That's where this recipe from Half-Baked Harvest comes into play. These taste decadent, and I really enjoy them. Perhaps as an added bonus, my family doesn't, so they're all mine. They store well in the fridge or freezer, so I can savor them over a couple weeks.
Homemade Twix Bars
1 cup almond flour
1/3 cup coconut flour
1/3 cup, plus 1/4 cup melted coconut oil
2 Tbsp. honey or maple syrup
2 tsp. vanilla
1/2 tsp. flaky sea salt
3/4 cup creamy peanut butter (all natural)
2 Tbsp. almond butter
1/4 cup maple syrup
12 oz. dark chocolate, chopped
1 Tbsp. coconut oil
Preheat oven to 350°F. Line a 9 x 9 or 8 x 8 pan with parchment paper.

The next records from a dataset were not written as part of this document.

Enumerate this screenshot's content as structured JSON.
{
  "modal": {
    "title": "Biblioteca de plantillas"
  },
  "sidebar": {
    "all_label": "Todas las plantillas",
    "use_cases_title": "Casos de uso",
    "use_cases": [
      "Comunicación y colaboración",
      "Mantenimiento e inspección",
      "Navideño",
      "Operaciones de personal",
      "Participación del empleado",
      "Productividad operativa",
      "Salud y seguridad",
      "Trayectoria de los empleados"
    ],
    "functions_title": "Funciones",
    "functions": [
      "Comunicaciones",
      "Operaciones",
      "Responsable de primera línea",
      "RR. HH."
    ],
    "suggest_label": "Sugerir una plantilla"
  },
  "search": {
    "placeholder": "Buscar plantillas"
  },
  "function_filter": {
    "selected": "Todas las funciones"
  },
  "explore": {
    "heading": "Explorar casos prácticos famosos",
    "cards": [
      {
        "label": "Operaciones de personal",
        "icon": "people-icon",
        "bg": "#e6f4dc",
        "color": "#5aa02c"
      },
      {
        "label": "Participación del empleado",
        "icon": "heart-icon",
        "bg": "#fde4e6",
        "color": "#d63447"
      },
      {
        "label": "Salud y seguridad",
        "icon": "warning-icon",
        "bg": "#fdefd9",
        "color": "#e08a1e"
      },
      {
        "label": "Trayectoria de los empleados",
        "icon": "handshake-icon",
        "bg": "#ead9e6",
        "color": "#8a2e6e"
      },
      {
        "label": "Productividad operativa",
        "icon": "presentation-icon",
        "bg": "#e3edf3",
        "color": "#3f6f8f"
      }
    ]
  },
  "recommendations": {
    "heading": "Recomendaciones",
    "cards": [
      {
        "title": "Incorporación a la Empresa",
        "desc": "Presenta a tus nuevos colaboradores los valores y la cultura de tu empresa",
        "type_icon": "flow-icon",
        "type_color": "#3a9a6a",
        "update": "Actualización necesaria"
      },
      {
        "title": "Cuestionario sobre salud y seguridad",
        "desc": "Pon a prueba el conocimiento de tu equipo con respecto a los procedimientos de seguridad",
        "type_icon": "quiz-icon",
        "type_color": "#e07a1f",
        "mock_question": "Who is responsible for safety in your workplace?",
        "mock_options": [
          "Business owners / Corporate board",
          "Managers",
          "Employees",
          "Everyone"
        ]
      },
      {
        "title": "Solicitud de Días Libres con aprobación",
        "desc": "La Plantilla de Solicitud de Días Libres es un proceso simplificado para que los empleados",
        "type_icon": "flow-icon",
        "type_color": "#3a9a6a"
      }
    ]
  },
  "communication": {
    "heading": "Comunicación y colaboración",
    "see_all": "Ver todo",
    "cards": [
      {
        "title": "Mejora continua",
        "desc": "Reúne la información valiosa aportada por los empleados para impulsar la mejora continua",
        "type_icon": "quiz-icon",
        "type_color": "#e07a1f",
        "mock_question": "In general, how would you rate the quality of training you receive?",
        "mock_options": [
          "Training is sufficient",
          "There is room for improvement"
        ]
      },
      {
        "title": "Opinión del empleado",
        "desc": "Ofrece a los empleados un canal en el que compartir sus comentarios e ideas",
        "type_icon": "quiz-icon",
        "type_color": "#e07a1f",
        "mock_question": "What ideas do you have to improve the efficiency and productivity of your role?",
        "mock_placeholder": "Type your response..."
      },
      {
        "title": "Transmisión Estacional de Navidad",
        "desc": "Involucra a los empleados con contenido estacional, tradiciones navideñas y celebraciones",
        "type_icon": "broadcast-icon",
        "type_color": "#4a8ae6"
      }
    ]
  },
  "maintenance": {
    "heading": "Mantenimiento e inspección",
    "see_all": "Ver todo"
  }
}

In a bowl, combine flours, 1/3 cup coconut oil, 2 Tbsp. honey, 1 tsp. vanilla and salt until combined. Press firmly into baking pan, and bake 10 to 12 minutes until golden and toasted.

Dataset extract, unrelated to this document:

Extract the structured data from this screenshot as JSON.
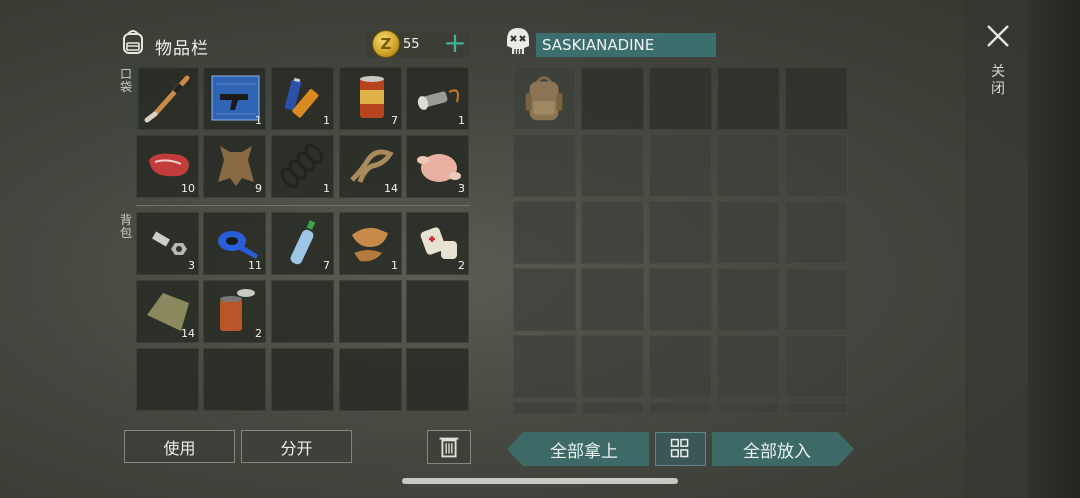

In a small pot, combine peanut butter, almond butter, 1/4 cup maple syrup, 1/4 cup coconut oil and 1 tsp. vanilla. Bring to a gentle boil over medium heat, stirring constantly. Cook 2 minutes, and then remove from heat. Pour over the crust, and freeze 30 minutes until firm. Cut into 16 bars.
Melt the chocolate and 1 tsp. coconut oil together, and cover/dip each bar in chocolate, and sprinkle with sea salt. Freeze 10 minutes to set the chocolate. Eat or store in the fridge or freezer. Makes 16 bars.